As mentioned earlier, Mr Low was a director of China Yongsheng. China Yongsheng’s 2015 annual report shows that he was appointed on June 22, 2007 and was its lead independent director. Annexure 1 referred to earlier shows that Mr Low resigned on July 25, 2016 (China Yongsheng was delisted on July 1, 2016 so there was no announcement from it about Mr Low’s resignation).
On June 24, 2009, it was reported in the media that China Yongsheng was reprimanded by the Singapore Exchange on June 23, 2009 for breaching its listing rule on timely disclosures in 2008 (I could not find the original reprimand on SGXNET given that it was before the 5 years that SGX maintains announcements for).

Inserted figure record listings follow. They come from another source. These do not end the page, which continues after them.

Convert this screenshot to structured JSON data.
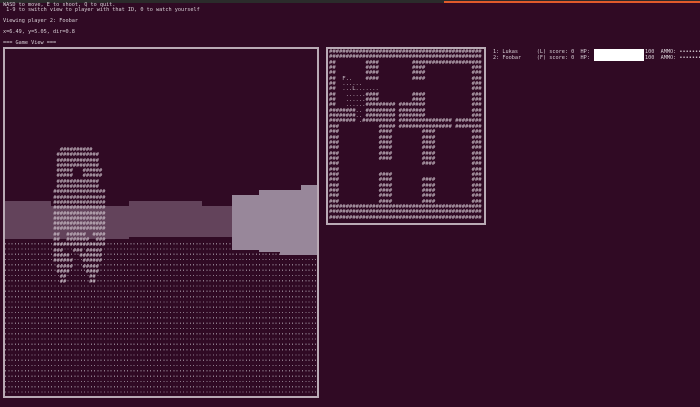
{
  "colors": {
    "background": "#300a24",
    "accent": "#e05a2b",
    "wall_dark": "#63435b",
    "wall_light": "#98879a",
    "hp_bar": "#ffffff"
  },
  "header": {
    "line1": "WASD to move, E to shoot, Q to quit.",
    "line2": " 1-9 to switch view to player with that ID, 0 to watch yourself",
    "viewing": "Viewing player 2: Foobar",
    "position": "x=6.49, y=5.05, dir=0.8",
    "game_view_title": "=== Game View ==="
  },
  "sprite": [
    "   ##########    ",
    "  #############  ",
    "  #############  ",
    "  #############  ",
    "  #####   ###### ",
    "  #####   ###### ",
    "  #############  ",
    "  #############  ",
    " ################",
    " ################",
    " ################",
    " ################",
    " ################",
    " ################",
    " ################",
    " ################",
    " ##  ######  ####",
    " ##  #######  ###",
    " ################",
    " ###   ### ##### ",
    " #####   ####### ",
    " ######   ###### ",
    "  #####   #####  ",
    "  ####     ####  ",
    "   ##       ##   ",
    "   ##       ##   "
  ],
  "map": [
    "##############################################",
    "##############################################",
    "##         ####          #####################",
    "##         ####          ####              ###",
    "##         ####          ####              ###",
    "##  F..    ####          ####              ###",
    "##  ......                                 ###",
    "##  ...L.......                            ###",
    "##   ......####          ####              ###",
    "##   ......####          ####              ###",
    "##   ......######### ########              ###",
    "########.. ######### ########              ###",
    "########.. ######### ########              ###",
    "######## .########## ################ ########",
    "###            ##### ################ ########",
    "###            ####         ####           ###",
    "###            ####         ####           ###",
    "###            ####         ####           ###",
    "###            ####         ####           ###",
    "###            ####         ####           ###",
    "###            ####         ####           ###",
    "###                         ####           ###",
    "###                                        ###",
    "###            ####                        ###",
    "###            ####         ####           ###",
    "###            ####         ####           ###",
    "###            ####         ####           ###",
    "###            ####         ####           ###",
    "###            ####         ####           ###",
    "##############################################",
    "##############################################",
    "##############################################"
  ],
  "players": [
    {
      "id": "1: Lukas",
      "symbol": "(L)",
      "score_label": "score: 0",
      "hp_label": "HP:",
      "hp": 100,
      "hp_text": "100",
      "ammo_label": "AMMO:",
      "ammo": "••••••••••"
    },
    {
      "id": "2: Foobar",
      "symbol": "(F)",
      "score_label": "score: 0",
      "hp_label": "HP:",
      "hp": 100,
      "hp_text": "100",
      "ammo_label": "AMMO:",
      "ammo": "••••••••••"
    }
  ]
}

On February 1, 2011, China Yongsheng announced that it had been issued a warning by the Monetary Authority of Singapore for failing to disclose material information as required by the SGX Listing Manual. This was related to the breach that SGX reprimanded China Yongsheng for in 2009.
Given that the SGX reprimand was in 2009 and the MAS warning was in 2011, and Mr Low was a director from June 22, 2007 to July 25, 2016, shouldn’t the answer to (j)(i) be “Yes”?
For the benefit of readers, I have uploaded the relevant extracts from various documents, and highlighted the relevant parts.
If the information in the announcement is indeed inaccurate, is this not a breach of the listing rules?